À ceux-ci se rajoutent les 1 500 CV reçus via les autres canaux avec des profils beaucoup moins normés. « Ce type de CV nous semble moins pertinent même si nous les étudions tous, mais avec des critères de sélection encore plus drastiques. Il est très difficile, par rapport à la volumétrie des CV, d’imaginer trouver une ‘’perle’’. Concernant les profils expérimentés, c’est très différent, nous réalisons des ciblages volontaires sur des personnes spécifiques. »
L’hyper sélectivité n’est pas une question de taille
Même sélectivité a la mano dans un cabinet de plus petite taille : Ares & Co. Cette sélectivité artisanale permet là aussi de vérifier les écoles et d’ajouter une touche plus qualitative.
« J’apporte aussi une attention toute particulière à la lettre de motivation, à l’envie, au parcours, à la motivation bien justifiée, à la bonne connaissance du cabinet », complète Florian Harrault.
Avec encore moins de CV sélectionnés que chez Oliver Wyman : sur 500 CV reçus, seule une centaine de candidats accèdent au premier tour des interviews (25 % environ).

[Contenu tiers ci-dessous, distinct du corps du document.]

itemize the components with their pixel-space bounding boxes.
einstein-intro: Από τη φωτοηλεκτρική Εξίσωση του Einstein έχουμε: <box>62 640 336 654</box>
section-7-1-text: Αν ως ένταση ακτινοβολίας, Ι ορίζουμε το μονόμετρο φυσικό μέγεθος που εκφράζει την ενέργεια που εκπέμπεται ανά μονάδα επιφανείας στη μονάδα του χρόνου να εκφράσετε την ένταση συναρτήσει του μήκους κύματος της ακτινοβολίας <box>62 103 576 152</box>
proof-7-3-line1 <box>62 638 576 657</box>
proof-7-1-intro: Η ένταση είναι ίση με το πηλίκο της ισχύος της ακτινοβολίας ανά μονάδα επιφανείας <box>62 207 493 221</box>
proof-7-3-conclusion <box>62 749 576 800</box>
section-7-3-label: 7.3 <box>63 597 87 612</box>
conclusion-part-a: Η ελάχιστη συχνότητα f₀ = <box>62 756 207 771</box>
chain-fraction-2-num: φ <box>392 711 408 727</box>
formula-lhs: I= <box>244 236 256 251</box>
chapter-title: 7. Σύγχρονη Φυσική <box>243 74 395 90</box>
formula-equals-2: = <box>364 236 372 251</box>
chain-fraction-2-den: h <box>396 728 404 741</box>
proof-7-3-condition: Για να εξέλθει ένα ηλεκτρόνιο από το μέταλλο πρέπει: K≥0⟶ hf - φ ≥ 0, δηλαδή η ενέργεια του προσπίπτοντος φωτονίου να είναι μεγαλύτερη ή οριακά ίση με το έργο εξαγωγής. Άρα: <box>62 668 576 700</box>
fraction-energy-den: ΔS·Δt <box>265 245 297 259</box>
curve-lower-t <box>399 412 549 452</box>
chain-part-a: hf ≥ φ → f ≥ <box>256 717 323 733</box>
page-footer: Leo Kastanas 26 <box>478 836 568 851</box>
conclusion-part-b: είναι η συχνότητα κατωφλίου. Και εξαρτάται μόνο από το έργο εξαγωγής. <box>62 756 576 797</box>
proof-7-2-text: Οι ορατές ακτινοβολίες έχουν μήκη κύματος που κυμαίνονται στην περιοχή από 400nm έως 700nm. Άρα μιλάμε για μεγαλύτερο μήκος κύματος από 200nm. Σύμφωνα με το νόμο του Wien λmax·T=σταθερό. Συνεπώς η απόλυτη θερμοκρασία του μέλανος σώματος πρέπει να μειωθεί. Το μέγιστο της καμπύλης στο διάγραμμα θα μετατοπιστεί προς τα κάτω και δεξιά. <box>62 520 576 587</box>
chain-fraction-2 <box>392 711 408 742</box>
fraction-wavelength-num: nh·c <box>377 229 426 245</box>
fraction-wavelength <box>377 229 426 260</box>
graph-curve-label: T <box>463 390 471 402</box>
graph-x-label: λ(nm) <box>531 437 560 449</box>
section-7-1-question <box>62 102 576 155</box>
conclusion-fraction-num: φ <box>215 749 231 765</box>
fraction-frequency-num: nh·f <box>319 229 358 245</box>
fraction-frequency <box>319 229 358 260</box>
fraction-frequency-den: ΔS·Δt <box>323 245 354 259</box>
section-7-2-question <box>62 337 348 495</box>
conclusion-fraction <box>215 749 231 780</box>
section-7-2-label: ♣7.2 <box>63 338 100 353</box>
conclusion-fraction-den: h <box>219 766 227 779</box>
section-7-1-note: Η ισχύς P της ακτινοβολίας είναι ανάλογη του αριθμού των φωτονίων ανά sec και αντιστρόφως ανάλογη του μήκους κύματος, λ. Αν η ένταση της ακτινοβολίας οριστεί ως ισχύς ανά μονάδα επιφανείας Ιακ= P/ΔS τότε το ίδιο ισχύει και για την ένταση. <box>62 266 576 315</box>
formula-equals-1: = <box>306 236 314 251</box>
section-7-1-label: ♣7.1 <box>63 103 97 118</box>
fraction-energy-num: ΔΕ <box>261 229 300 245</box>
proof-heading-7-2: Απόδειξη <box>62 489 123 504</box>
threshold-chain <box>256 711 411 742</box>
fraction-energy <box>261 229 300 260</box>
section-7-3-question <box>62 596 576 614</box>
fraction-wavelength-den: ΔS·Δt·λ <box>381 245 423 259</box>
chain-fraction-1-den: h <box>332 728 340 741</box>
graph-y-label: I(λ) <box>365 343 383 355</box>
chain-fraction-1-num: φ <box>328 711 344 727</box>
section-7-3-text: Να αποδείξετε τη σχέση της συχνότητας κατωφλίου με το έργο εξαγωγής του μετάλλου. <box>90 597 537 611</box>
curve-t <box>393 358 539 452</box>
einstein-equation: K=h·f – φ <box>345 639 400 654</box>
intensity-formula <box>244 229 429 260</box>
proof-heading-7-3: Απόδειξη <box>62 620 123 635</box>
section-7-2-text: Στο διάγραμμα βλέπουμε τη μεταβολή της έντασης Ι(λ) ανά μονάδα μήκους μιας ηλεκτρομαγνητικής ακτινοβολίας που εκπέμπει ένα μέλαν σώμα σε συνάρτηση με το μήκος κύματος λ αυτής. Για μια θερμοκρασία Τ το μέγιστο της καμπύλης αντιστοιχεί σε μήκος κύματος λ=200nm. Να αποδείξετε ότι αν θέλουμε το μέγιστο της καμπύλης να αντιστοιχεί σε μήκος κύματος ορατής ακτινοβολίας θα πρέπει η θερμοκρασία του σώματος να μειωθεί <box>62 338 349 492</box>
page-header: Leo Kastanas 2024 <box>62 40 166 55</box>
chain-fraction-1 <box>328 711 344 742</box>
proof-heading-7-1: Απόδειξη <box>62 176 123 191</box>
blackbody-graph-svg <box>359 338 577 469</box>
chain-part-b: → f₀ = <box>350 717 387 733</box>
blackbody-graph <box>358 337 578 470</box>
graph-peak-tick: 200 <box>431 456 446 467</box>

De même chez Courcelles : cette première étape de sélection est tout aussi intraitable, car seulement deux ou trois CV sur dix font l’objet d’entretiens avec des consultants et associés.
1%
Du CV à l’embauche, le parcours est donc long et à multiples obstacles. Et les recrutements se font rares.
Courcelles, un cabinet qui ne cherche pas à grandir quantitativement en termes de consultants, recrute entre zéro et une personne sur cinquante CV, en fonction seulement des départs. Chez Ares&Co, sur les 500 CV annuels reçus, une dizaine de recrutements par an est réalisée sur l’ensemble de la pyramide des consultants. Oliver Wyman effectue seulement entre 50 et 70 embauches sur les 3 000 CV reçus, dont vingt à vingt-cinq juniors et une vingtaine de stagiaires.
« Nous n’avons pas d’objectifs quantitatifs en fonction des écoles. Nous cherchons juste la bonne proportion entre écoles de commerce et d’ingénieurs, et nous portons notre effort et nos actions particulièrement sur les ingénieurs, car ils sont moins attirés par le conseil », complète Éric Bach.
Au final, 1 à 2 % des CV envoyés aboutissent à un recrutement.